Almost Daily Soap: Nun nimmt ein ordnender Pirat die Stadtgestaltung in Hand, wie beruhigend

Unna. War doch klar, es konnte nur eine Frage der Zeit bleiben, bis die nächste Folge einer piratesken Daily Soap sich aufdrängen würde. Pirat Christoph Tetzner ist anscheinend aus der Sommerpause erstanden und beginnt auf der Stelle mit den Aufräumarbeiten dessen, was die Verantwortlichen in der Stadt offenbar in den zurückliegenden Jahrzehnten nicht auf die Beine kriegten. „Ein Ende der Stümperei und der Flickschusterei.“ Mit dieser Kernforderung geht die städteplanerische Letztinstanz entschlossen ans innenstädtische Thema. Alles müsse überplant werden bis hin zu einem “sinnstiftenden” Parkraumkonzept, dessen aktuelle “Vielfalt” ihm auch ein Dorn im Auge zu sein scheint. Und damit er sich schon mal fachmenschlichen Applaus sichert, bekränzt er schon mal vorab Unnas Architekten mit gehörigem Lorbeer, dass man ihre (übrigens unstrittige) Expertenschaft auf dem Wege eines lukrativ ausgestatteten Planungswettbewerbes nutze.

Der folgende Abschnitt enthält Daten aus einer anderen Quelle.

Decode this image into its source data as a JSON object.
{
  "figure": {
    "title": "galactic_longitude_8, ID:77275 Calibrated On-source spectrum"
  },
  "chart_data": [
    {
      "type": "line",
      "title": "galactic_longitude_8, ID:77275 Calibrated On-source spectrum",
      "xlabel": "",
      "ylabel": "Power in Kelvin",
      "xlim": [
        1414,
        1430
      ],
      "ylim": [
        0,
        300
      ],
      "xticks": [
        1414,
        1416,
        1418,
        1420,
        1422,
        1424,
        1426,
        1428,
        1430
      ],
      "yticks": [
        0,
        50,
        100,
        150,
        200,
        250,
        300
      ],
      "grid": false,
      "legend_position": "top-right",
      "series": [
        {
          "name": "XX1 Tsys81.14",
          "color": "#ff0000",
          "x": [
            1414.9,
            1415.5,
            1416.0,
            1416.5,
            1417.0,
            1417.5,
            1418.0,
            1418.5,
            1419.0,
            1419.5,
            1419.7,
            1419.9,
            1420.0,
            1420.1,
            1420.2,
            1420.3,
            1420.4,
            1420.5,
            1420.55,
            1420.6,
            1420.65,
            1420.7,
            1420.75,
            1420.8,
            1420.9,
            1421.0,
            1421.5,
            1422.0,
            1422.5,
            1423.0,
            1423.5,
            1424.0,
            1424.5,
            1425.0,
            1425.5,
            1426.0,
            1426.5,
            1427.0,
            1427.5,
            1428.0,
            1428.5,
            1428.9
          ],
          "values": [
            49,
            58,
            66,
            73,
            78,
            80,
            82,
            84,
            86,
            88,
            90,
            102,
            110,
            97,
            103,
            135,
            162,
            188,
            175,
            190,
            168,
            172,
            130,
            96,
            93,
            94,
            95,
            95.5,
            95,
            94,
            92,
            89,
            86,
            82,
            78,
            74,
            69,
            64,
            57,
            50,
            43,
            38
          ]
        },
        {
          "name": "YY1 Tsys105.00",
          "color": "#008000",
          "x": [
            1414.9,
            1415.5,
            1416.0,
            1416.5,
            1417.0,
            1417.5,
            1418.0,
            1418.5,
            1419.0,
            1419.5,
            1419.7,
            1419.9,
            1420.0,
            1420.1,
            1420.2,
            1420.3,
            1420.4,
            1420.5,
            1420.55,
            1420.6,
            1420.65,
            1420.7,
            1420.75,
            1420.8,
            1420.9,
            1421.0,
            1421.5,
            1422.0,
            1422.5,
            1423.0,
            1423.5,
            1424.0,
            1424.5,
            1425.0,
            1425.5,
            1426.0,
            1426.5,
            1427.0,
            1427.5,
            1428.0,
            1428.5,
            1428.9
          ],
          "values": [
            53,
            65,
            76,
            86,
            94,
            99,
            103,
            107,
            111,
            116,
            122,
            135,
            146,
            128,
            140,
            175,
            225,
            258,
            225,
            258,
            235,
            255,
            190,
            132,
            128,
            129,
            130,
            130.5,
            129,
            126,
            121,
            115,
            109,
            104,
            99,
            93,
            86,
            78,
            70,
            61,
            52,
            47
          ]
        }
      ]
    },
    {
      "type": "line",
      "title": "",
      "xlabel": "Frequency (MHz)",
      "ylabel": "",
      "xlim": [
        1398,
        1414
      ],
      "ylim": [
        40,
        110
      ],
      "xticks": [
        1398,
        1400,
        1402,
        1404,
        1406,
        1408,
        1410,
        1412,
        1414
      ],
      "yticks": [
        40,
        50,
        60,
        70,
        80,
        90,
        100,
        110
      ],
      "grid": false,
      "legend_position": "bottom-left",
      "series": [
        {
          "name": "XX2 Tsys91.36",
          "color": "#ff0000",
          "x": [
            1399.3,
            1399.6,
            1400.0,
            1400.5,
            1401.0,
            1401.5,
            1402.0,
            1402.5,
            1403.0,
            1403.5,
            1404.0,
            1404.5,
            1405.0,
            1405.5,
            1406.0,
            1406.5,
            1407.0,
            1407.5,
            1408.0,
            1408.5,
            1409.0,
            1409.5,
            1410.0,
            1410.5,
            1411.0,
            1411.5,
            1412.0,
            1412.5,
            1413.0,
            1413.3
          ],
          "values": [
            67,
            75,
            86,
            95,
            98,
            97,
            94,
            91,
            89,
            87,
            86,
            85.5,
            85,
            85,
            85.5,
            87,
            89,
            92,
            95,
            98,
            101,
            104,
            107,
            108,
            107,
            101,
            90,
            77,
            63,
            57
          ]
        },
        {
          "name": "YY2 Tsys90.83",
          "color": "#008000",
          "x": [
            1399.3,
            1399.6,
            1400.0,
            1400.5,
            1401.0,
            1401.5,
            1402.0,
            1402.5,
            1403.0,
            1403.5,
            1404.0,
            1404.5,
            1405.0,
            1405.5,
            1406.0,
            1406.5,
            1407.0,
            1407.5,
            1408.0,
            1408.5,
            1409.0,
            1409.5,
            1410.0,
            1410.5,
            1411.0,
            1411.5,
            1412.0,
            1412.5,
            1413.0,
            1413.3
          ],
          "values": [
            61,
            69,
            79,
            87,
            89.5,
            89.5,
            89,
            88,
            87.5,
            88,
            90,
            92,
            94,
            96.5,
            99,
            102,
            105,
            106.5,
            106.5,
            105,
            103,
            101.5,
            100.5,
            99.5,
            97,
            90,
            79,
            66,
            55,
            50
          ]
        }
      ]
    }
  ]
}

Nun mal vorab: An vielen Punkten ist Unna Fußgängerzone – inzwischen einigermaßen angejahrt – verbesserungswürdig. In manchen Bereichen hat sicher auch weit über die röhrensichtige Pflasterschelte hinaus das Gesamtkonzept des Unnaer Stadtkerns eine Auffrischung nötig: Schließlich wird eine Stadt nie fertig.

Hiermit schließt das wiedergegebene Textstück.